Expanded ages fit evidence
"We shouldn't be shocked," says David R. Rosenberg, MD, chief of psychiatry at Children's Hospital of Michigan. "This condition can arise early."
Rosenberg notes that there have been improvements in detecting ADHD. "It's not uncommon for parents to tell me that their child had symptoms for some time," he adds.
Generally, a diagnosis of ADHD is made when the child enters school. Rosenberg is supportive of the new guidelines, because "The earlier a correct diagnosis is made, the better the outcome." He adds that ADHD can be very disruptive to children and families.
Clues to watch for
Some clues that might suggest further evaluation is needed, according to Rosenberg, include: not being able to sit still for dinner, inability to settle down at night for bedtime, impulsive actions such as running into the street, and having "ants in their pants 24/7."

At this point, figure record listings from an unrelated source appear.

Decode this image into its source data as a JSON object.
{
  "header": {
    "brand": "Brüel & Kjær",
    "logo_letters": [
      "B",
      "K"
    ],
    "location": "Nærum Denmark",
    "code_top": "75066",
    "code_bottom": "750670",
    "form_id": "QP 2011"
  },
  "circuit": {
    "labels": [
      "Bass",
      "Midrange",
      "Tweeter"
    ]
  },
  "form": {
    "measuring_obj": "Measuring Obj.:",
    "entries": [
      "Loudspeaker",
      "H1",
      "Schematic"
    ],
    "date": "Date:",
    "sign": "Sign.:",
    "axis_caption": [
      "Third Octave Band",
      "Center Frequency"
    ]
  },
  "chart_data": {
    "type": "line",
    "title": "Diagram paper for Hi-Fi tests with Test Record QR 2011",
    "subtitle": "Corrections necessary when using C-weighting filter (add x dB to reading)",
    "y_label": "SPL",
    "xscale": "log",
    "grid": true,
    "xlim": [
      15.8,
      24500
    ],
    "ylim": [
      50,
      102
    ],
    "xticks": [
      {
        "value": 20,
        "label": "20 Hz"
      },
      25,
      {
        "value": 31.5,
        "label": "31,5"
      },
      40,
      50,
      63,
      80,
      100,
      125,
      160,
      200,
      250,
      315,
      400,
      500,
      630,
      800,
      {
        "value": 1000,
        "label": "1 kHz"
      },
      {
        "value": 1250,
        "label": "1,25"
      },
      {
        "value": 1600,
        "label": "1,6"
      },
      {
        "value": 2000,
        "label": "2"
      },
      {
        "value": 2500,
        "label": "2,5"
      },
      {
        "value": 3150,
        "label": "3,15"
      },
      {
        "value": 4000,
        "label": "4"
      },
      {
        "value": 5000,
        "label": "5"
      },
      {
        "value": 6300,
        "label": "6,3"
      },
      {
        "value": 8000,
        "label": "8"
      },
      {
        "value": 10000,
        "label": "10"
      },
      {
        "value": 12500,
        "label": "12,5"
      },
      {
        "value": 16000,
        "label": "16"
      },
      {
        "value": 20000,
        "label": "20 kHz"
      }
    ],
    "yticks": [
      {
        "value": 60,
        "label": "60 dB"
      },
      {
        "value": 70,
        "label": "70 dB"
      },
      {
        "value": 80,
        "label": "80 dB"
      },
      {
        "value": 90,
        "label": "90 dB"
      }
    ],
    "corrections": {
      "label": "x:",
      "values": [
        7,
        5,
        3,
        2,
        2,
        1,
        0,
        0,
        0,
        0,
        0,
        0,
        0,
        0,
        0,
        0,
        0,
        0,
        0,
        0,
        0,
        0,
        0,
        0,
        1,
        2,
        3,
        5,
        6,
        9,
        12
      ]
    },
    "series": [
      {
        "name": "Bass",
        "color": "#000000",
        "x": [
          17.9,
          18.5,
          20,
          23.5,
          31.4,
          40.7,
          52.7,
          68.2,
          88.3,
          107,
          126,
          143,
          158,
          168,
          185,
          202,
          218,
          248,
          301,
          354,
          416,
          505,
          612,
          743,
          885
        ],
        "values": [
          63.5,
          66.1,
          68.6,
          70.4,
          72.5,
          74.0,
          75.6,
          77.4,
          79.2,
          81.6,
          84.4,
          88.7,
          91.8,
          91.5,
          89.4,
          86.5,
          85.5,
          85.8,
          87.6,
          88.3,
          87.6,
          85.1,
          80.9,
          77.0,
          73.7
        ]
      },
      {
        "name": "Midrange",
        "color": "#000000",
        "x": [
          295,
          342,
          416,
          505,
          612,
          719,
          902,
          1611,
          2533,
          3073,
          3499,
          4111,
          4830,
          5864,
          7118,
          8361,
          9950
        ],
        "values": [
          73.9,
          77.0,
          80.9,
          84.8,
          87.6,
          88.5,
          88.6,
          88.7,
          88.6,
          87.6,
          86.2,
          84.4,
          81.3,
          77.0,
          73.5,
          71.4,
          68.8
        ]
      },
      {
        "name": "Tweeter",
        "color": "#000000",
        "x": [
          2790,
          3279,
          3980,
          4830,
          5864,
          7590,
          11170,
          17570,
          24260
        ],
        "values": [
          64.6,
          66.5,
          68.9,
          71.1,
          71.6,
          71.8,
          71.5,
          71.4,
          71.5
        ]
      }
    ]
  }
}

Rosenberg, who has written two textbooks about pediatric medications, cautions that drugs should not be used immediately in children under 6 years old. "Do we want to leap in? Absolutely not!" he says. "You need to explore all the options."
Rosenberg and the AAP recommend that parents try behavior modification techniques, family therapy and working with the school to help improve behavior before beginning any medications.
Drugs used for ADHD in older children, such as Ritalin, are safe for use in children as young as 3, Rosenberg adds. "There are good, controlled studies with medications and children 3 to 5 years old," he says.
Diagnosis is key
As with all conditions, an accurate diagnosis is important. The AAP recommends that doctors also consider other conditions that may be present with ADHD, such as emotional disorders, learning difficulties or sleep problems.
Not getting enough sleep may cause children to exhibit symptoms similar to ADHD. "If there is no ADHD, a good night's sleep causes the symptoms to evaporate," Rosenberg says. He also pointed out that lack of sleep does not cause ADHD.
Parents who have concerns about their children and possible ADHD should be seen by someone familiar with ADHD, Rosenberg adds: "Not necessarily a psychiatrist, but an experienced pediatrician."